而后道:“已经让人把他葬了。”
沉吟片刻,玉云萱又问:“其实你根本就知道,春芩是被冤枉的,是不是?以你的聪明,不可能看不穿孙侧妃的阴谋。”
萧云晨点头:“是,我知道放药的人,不是春芩。”
“那你为什么还要处死他?”玉云萱霍然翻身坐了起来,目光如炬地看着萧云晨,“为什么要让他当这个替罪羊?”
“因为他必须死。”萧云晨的语气听起来颇为冷酷。
玉云萱从不知道原来他还有这么一面,不由暗自震惊。
“必须死?因何为必须?”玉云萱苦涩一笑,“因为他是我的人,所以必须死,对不对?
你心里其实时时刻刻都在防着我,你要除掉我身边的每一个人,方能安心,是不是?又或者说,你是不忍心惩罚孙侧妃,所以就拿一个低下的丫鬟来顶罪?”
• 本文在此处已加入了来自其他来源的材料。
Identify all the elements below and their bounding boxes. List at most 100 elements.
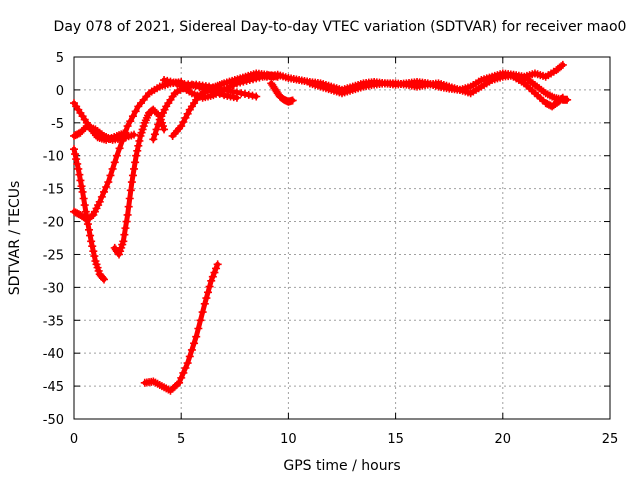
data-point-marker	[74, 164, 83, 173]
y-tick-label: -30	[43, 281, 64, 296]
data-point-marker	[87, 237, 96, 246]
data-point-marker	[110, 158, 119, 167]
chart-title: Day 078 of 2021, Sidereal Day-to-day VTE…	[54, 19, 627, 35]
y-tick-label: -45	[43, 380, 64, 395]
data-point-marker	[208, 272, 217, 281]
data-point-marker	[95, 197, 104, 206]
data-point-marker	[80, 201, 89, 210]
data-point-marker	[135, 136, 144, 145]
data-point-marker	[202, 85, 211, 94]
data-point-marker	[181, 363, 190, 372]
data-point-marker	[240, 90, 249, 99]
y-tick-label: 5	[56, 51, 64, 66]
data-point-marker	[557, 62, 566, 71]
data-point-marker	[207, 276, 216, 285]
data-point-marker	[90, 252, 99, 261]
y-tick-label: -20	[43, 216, 64, 231]
data-point-marker	[124, 202, 133, 211]
y-tick-label: -10	[43, 150, 64, 165]
data-point-marker	[126, 186, 135, 195]
data-point-marker	[128, 171, 137, 180]
data-point-marker	[199, 84, 208, 93]
data-point-marker	[191, 81, 200, 90]
data-point-marker	[179, 368, 188, 377]
data-point-marker	[123, 122, 132, 131]
data-point-marker	[100, 275, 109, 284]
data-point-marker	[122, 217, 131, 226]
data-point-marker	[192, 332, 201, 341]
data-point-marker	[87, 212, 96, 221]
data-point-marker	[187, 80, 196, 89]
y-tick-label: -50	[43, 413, 64, 428]
data-point-marker	[130, 164, 139, 173]
data-point-marker	[152, 125, 161, 134]
data-point-marker	[112, 151, 121, 160]
data-point-marker	[100, 187, 109, 196]
data-point-marker	[131, 158, 140, 167]
data-point-marker	[72, 155, 81, 164]
data-point-marker	[154, 120, 163, 129]
data-point-marker	[130, 130, 139, 139]
data-point-marker	[205, 282, 214, 291]
data-point-marker	[104, 178, 113, 187]
data-point-marker	[160, 125, 169, 134]
data-point-marker	[210, 268, 219, 277]
data-point-marker	[106, 171, 115, 180]
series-arc-14	[509, 72, 567, 111]
data-point-marker	[179, 117, 188, 126]
data-point-marker	[181, 113, 190, 122]
data-point-marker	[558, 60, 567, 69]
data-point-marker	[252, 92, 261, 101]
data-point-marker	[133, 146, 142, 155]
data-point-marker	[118, 136, 127, 145]
x-tick-label: 15	[387, 432, 404, 447]
data-point-marker	[97, 192, 106, 201]
data-point-marker	[120, 129, 129, 138]
data-point-marker	[202, 294, 211, 303]
data-point-marker	[288, 96, 297, 105]
data-point-marker	[175, 378, 184, 387]
data-point-marker	[200, 299, 209, 308]
data-point-marker	[198, 308, 207, 317]
series-arc-11	[267, 79, 297, 106]
data-point-marker	[71, 150, 80, 159]
data-point-marker	[102, 182, 111, 191]
data-point-marker	[244, 90, 253, 99]
data-point-marker	[115, 144, 124, 153]
data-point-marker	[86, 231, 95, 240]
data-point-marker	[183, 109, 192, 118]
data-point-marker	[78, 187, 87, 196]
data-point-marker	[204, 288, 212, 297]
x-tick-label: 0	[70, 432, 78, 447]
y-tick-label: -40	[43, 347, 64, 362]
data-point-marker	[190, 339, 199, 348]
data-point-marker	[134, 141, 143, 150]
data-point-marker	[563, 95, 572, 104]
data-point-marker	[108, 164, 117, 173]
data-point-marker	[79, 194, 88, 203]
data-point-marker	[119, 237, 128, 246]
y-tick-label: -5	[51, 117, 64, 132]
data-point-marker	[128, 112, 137, 121]
data-point-marker	[73, 159, 82, 168]
data-point-marker	[149, 135, 158, 144]
x-tick-label: 5	[177, 432, 185, 447]
data-point-marker	[131, 107, 140, 116]
data-point-marker	[237, 89, 246, 98]
data-point-marker	[183, 359, 192, 368]
data-point-marker	[232, 93, 241, 102]
axis-ticks: 0 5 10 15 20 25 5 0 -5 -10 -15 -20 -25 -30 -35 -40 -45 -5…	[43, 51, 619, 447]
data-point-marker	[187, 345, 196, 354]
y-tick-label: -35	[43, 314, 64, 329]
plot-frame	[73, 56, 611, 420]
series-arc-15	[524, 76, 572, 104]
data-point-marker	[123, 210, 132, 219]
x-axis-label: GPS time / hours	[283, 458, 400, 474]
data-point-marker	[248, 91, 257, 100]
series-arc-5	[110, 105, 169, 259]
data-point-marker	[121, 224, 130, 233]
data-point-marker	[194, 324, 203, 333]
data-point-marker	[228, 87, 237, 96]
y-tick-label: -15	[43, 183, 64, 198]
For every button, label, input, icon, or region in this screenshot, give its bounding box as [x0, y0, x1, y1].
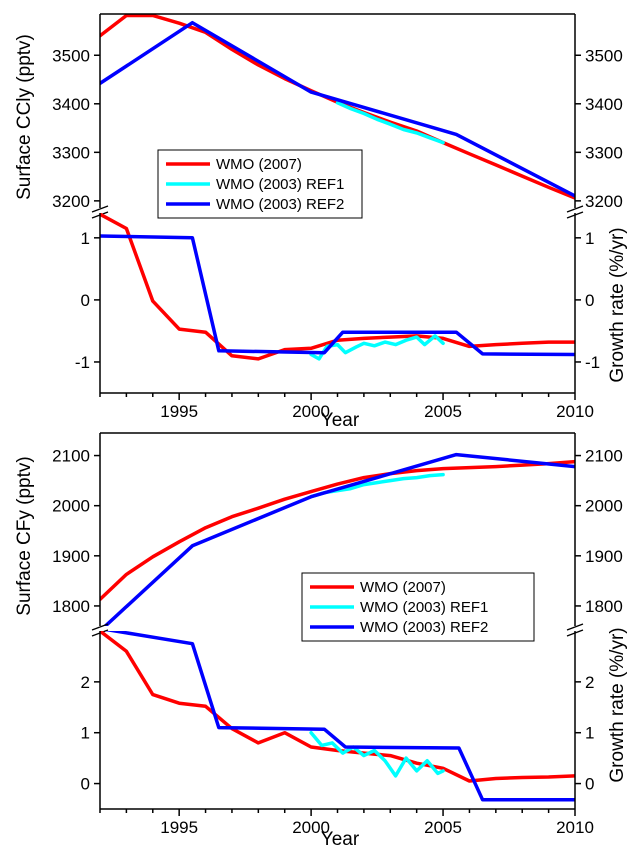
top-legend: WMO (2007) WMO (2003) REF1 WMO (2003) REF2	[157, 149, 363, 219]
legend-entry: WMO (2003) REF1	[216, 176, 344, 193]
top-upper-panel: 3200 3200 3300 3300 3400 3400 3500 3500	[52, 13, 623, 219]
ytick-label-left: 0	[81, 291, 90, 310]
ytick-label-left: 3200	[52, 192, 90, 211]
top-xlabel: Year	[321, 410, 360, 431]
xtick-label: 2010	[556, 818, 594, 837]
bottom-upper-panel: 1800 1800 1900 1900 2000 2000 2100 2100	[52, 432, 623, 637]
xtick-label: 2005	[424, 818, 462, 837]
xtick-label: 2000	[292, 818, 330, 837]
axes-frame	[99, 631, 576, 810]
top-figure: Surface CCly (pptv) Growth rate (%/yr) Y…	[14, 13, 628, 431]
series-lines	[100, 452, 575, 631]
ytick-label-left: 2000	[52, 497, 90, 516]
ytick-label-right: 1	[585, 724, 594, 743]
xtick-label: 2010	[556, 402, 594, 421]
xtick-label: 1995	[160, 818, 198, 837]
ytick-label-left: 3500	[52, 46, 90, 65]
xtick-label: 1995	[160, 402, 198, 421]
ytick-label-right: 3300	[585, 143, 623, 162]
axes-frame	[99, 213, 576, 394]
ytick-label-right: -1	[585, 353, 600, 372]
bottom-lower-panel: 0 0 1 1 2 2 1995 2000 2005 2010	[81, 631, 594, 837]
ytick-label-left: -1	[75, 353, 90, 372]
ytick-label-left: 2100	[52, 447, 90, 466]
bottom-figure: Surface CFy (pptv) Growth rate (%/yr) Ye…	[14, 432, 628, 850]
series-line-wmo-2003-ref2	[100, 452, 575, 631]
top-lower-panel: -1 -1 0 0 1 1 1995 2000 2005 2010	[75, 213, 600, 421]
xtick-label: 2005	[424, 402, 462, 421]
series-line-wmo-2003-ref2	[104, 631, 575, 802]
ytick-label-right: 1	[585, 229, 594, 248]
ytick-label-right: 1900	[585, 547, 623, 566]
series-lines	[100, 213, 575, 361]
ytick-label-left: 2	[81, 673, 90, 692]
ytick-label-right: 3400	[585, 95, 623, 114]
top-right-ylabel: Growth rate (%/yr)	[607, 227, 628, 382]
series-line-wmo-2003-ref1	[309, 730, 445, 778]
series-lines	[100, 631, 575, 802]
bottom-legend: WMO (2007) WMO (2003) REF1 WMO (2003) REF2	[301, 572, 535, 642]
xtick-label: 2000	[292, 402, 330, 421]
top-left-ylabel: Surface CCly (pptv)	[14, 34, 35, 200]
ytick-label-left: 0	[81, 775, 90, 794]
ytick-label-left: 1	[81, 229, 90, 248]
legend-entry: WMO (2003) REF2	[360, 619, 488, 636]
ytick-label-right: 3500	[585, 46, 623, 65]
series-line-wmo-2003-ref2	[100, 20, 575, 198]
series-lines	[100, 14, 575, 200]
ytick-label-left: 3400	[52, 95, 90, 114]
ytick-label-left: 3300	[52, 143, 90, 162]
ytick-label-left: 1900	[52, 547, 90, 566]
axes-frame	[99, 13, 576, 213]
legend-entry: WMO (2007)	[360, 579, 446, 596]
ytick-label-left: 1800	[52, 597, 90, 616]
ytick-label-right: 0	[585, 291, 594, 310]
bottom-xlabel: Year	[321, 829, 360, 850]
series-line-wmo-2007-	[100, 631, 575, 783]
ytick-label-right: 2100	[585, 447, 623, 466]
axes-frame	[99, 432, 576, 631]
ytick-label-right: 0	[585, 775, 594, 794]
legend-entry: WMO (2003) REF1	[360, 599, 488, 616]
ytick-label-right: 2	[585, 673, 594, 692]
legend-entry: WMO (2007)	[216, 156, 302, 173]
ytick-label-right: 1800	[585, 597, 623, 616]
legend-entry: WMO (2003) REF2	[216, 196, 344, 213]
series-line-wmo-2003-ref2	[100, 234, 575, 357]
ytick-label-right: 3200	[585, 192, 623, 211]
bottom-left-ylabel: Surface CFy (pptv)	[14, 456, 35, 615]
ytick-label-right: 2000	[585, 497, 623, 516]
series-line-wmo-2003-ref1	[335, 101, 445, 145]
series-line-wmo-2007-	[100, 459, 575, 602]
bottom-right-ylabel: Growth rate (%/yr)	[607, 627, 628, 782]
ytick-label-left: 1	[81, 724, 90, 743]
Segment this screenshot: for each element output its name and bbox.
萧云晨没想到他是这么想的,惊讶的同时也有些委屈。“在你眼里,本王就是这么个视人命如草芥的冷血无情的人?”
玉云萱摇摇头,一脸悲伤地道:“原本我不这么以为,可是今天,在你眼皮都不眨一下便处死春芩后,我却不知道了。”
昨天收到萧紫宸从西漠国寄回来的信,得知春芩和秋雪两个人是西漠皇后安插在你身边的人。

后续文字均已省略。